A dealer in China has accused Dongfeng Renault Automotive Co. – a joint venture between Renault and Dongfeng Motors – of setting very high sales and forcing local retailers to acquire more vehicles than they could dispose. The accusations were made in a letter posted in the Web site of official newspaper People's Daily.
According to the dealers, Renault’s moves led to price cuts and heavy losses among dealers. It said that around 90 percent of the Renault local dealer network suffered financial losses in 2014 and called for a united front against the brand to force it to set realistic sales targets.

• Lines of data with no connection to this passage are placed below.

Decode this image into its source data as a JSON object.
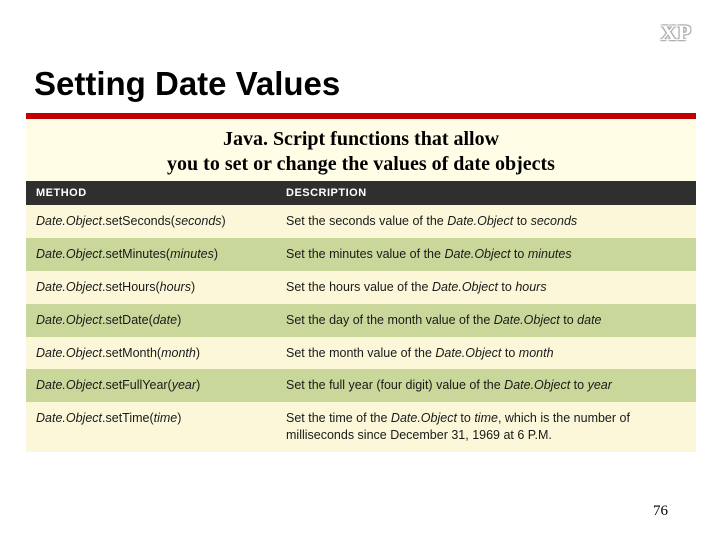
{
  "corner_label": "XP",
  "title": "Setting Date Values",
  "subtitle_line1": "Java. Script functions that allow",
  "subtitle_line2": "you to set or change the values of date objects",
  "headers": {
    "method": "METHOD",
    "desc": "DESCRIPTION"
  },
  "rows": [
    {
      "m_pre": "Date.Object",
      "m_call": ".setSeconds(",
      "m_arg": "seconds",
      "m_post": ")",
      "d_pre": "Set the seconds value of the ",
      "d_obj": "Date.Object",
      "d_mid": " to ",
      "d_arg": "seconds",
      "d_post": ""
    },
    {
      "m_pre": "Date.Object",
      "m_call": ".setMinutes(",
      "m_arg": "minutes",
      "m_post": ")",
      "d_pre": "Set the minutes value of the ",
      "d_obj": "Date.Object",
      "d_mid": " to ",
      "d_arg": "minutes",
      "d_post": ""
    },
    {
      "m_pre": "Date.Object",
      "m_call": ".setHours(",
      "m_arg": "hours",
      "m_post": ")",
      "d_pre": "Set the hours value of the ",
      "d_obj": "Date.Object",
      "d_mid": " to ",
      "d_arg": "hours",
      "d_post": ""
    },
    {
      "m_pre": "Date.Object",
      "m_call": ".setDate(",
      "m_arg": "date",
      "m_post": ")",
      "d_pre": "Set the day of the month value of the ",
      "d_obj": "Date.Object",
      "d_mid": " to ",
      "d_arg": "date",
      "d_post": ""
    },
    {
      "m_pre": "Date.Object",
      "m_call": ".setMonth(",
      "m_arg": "month",
      "m_post": ")",
      "d_pre": "Set the month value of the ",
      "d_obj": "Date.Object",
      "d_mid": " to ",
      "d_arg": "month",
      "d_post": ""
    },
    {
      "m_pre": "Date.Object",
      "m_call": ".setFullYear(",
      "m_arg": "year",
      "m_post": ")",
      "d_pre": "Set the full year (four digit) value of the ",
      "d_obj": "Date.Object",
      "d_mid": " to ",
      "d_arg": "year",
      "d_post": ""
    },
    {
      "m_pre": "Date.Object",
      "m_call": ".setTime(",
      "m_arg": "time",
      "m_post": ")",
      "d_pre": "Set the time of the ",
      "d_obj": "Date.Object",
      "d_mid": " to ",
      "d_arg": "time",
      "d_post": ", which is the number of milliseconds since December 31, 1969 at 6 P.M."
    }
  ],
  "page_number": "76"
}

The letter came ahead of a dealers' conference set later this month, during which Renault is expected to set 2015 sales targets for its Chinese retailers. In an e-mailed statement to Reuters, Renault said that sales at it’s the joint venture surged 26 percent in 2014, noting that its dealers were at "the front line in the battle for China market share."
The company, however, said that its dealers are independent business organizations vulnerable to market forces, adding that it would offer support to retailers experiencing "mismanagement and poor performance."

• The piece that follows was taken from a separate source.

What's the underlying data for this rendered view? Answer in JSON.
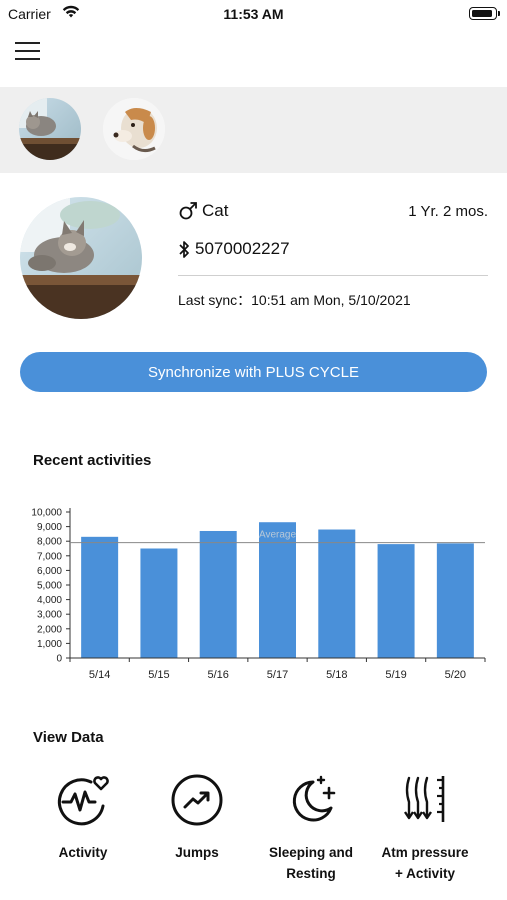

The brand has plans to increase the number of its dealers in China 50 percent this year to 150 retailers as it bids to command a larger market share.
Earlier this month, BMW agreed to provide CHY5.1 billion ($824 million) in subsidies to its local dealers, according to China's dealers' association. The association said that Porsche and Toyota Motor Corp. are also holding talks with their Chinese dealers over subsidies and sales targets. Vehicle sales in China only grew 7 percent in 2014.